FastAPI, known for its high performance and ease of use, provides an optimal framework for building APIs. It facilitates the creation of robust, efficient endpoints that interact seamlessly with Elasticsearch. This means our system can handle complex search operations, offering features like full-text search, real-time indexing, and analytics capabilities.
This connection not only speeds up the data retrieval process but also allows for the implementation of advanced search functionalities. Users can perform detailed queries, benefiting from Elasticsearch's powerful search and analytics engine, directly through the Fast API endpoints. This setup makes it easier to query and retrieve documents based on a wide range of criteria, enhancing the overall user experience in our document search engine system.

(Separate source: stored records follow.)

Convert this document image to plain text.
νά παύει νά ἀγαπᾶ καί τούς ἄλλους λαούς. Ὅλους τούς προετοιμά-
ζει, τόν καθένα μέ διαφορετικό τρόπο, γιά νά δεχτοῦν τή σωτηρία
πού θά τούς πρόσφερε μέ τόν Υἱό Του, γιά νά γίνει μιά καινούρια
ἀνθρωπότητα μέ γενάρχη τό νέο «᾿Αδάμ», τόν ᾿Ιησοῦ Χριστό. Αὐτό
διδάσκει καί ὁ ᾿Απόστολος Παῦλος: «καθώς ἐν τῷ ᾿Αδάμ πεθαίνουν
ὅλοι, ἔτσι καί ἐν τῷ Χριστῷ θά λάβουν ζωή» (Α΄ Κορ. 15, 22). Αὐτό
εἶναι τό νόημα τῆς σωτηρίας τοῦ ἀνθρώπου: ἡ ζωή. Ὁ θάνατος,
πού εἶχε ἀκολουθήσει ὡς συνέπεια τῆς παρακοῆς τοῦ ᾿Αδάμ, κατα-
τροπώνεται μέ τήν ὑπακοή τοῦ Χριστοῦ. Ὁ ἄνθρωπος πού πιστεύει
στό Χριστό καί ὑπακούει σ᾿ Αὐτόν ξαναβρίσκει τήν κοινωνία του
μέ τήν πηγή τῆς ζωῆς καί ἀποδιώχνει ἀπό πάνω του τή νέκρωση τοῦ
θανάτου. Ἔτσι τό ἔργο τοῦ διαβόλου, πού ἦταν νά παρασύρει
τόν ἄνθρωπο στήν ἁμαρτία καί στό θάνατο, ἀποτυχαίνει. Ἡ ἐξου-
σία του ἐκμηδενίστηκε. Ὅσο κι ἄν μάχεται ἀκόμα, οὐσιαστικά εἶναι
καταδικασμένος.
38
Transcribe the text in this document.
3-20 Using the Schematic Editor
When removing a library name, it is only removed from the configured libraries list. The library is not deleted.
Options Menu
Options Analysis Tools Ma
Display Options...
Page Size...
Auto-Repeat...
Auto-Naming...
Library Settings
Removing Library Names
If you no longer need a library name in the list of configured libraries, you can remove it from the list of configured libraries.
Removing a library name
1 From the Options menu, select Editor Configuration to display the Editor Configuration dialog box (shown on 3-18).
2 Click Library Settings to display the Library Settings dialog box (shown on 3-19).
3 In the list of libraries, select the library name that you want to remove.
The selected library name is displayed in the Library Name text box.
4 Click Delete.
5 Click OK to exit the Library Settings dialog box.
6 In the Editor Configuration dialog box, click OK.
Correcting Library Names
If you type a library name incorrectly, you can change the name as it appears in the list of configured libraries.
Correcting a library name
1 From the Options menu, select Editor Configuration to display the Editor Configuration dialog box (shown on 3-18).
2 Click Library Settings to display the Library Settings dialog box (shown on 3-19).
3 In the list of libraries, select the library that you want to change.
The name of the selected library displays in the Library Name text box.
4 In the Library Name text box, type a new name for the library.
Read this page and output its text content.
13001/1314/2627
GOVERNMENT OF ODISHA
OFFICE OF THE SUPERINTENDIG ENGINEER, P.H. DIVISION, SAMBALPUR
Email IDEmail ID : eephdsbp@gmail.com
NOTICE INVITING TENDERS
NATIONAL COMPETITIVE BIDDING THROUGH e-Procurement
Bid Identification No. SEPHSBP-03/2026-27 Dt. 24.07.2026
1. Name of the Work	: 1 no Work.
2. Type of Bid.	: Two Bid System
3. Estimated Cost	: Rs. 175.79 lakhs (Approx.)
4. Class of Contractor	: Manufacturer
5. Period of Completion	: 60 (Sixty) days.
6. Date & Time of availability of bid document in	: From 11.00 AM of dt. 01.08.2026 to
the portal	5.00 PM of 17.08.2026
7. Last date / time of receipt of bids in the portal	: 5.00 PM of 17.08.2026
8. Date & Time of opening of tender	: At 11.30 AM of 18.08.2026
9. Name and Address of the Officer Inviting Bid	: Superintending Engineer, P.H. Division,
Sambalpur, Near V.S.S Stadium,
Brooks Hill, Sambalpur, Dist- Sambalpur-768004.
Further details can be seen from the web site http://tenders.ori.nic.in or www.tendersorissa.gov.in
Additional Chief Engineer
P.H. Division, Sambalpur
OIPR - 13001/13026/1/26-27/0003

To efficiently manage and start the various components of our Document Search Engine Architecture, we use a Makefile with several commands. Here's how to use them:
-
Start Services: To launch all services and display their URLs, run
make up
. This command starts services like Zookeeper, Kafka, Elasticsearch, and more, and provides their access URLs. -
Change Permissions for SFTP: If you need to modify permissions for the SFTP uploads directory, execute
make chmod-sftp
. -
Execute Commands in Docker Container: To run specific commands inside the Logstash Docker container, use
make exec-logstash
. -
Run API: For starting the Python app in the API directory, which includes installing dependencies, use
make run-api
. This will also display the documentation access URL. -
Start Frontend Application: To initiate the frontend application using Docker Compose, execute
make run-front
. This command will inform you about the URL where the frontend is accessible. -
Clean Up: To tear down all services and remove unused Docker images, run
make clean-all
. This command ensures that all containers, volumes, and images are appropriately removed.
Our system includes a Fast API connection to Elasticsearch, enabling robust and efficient search queries. This connection is fundamental in powering our advanced document search capabilities.
Finally, a React-based web application offers a seamless user experience for searching and interacting with the data processed by our system.
Each component plays a crucial role in ensuring our data processing system is comprehensive, efficient, and user-friendly.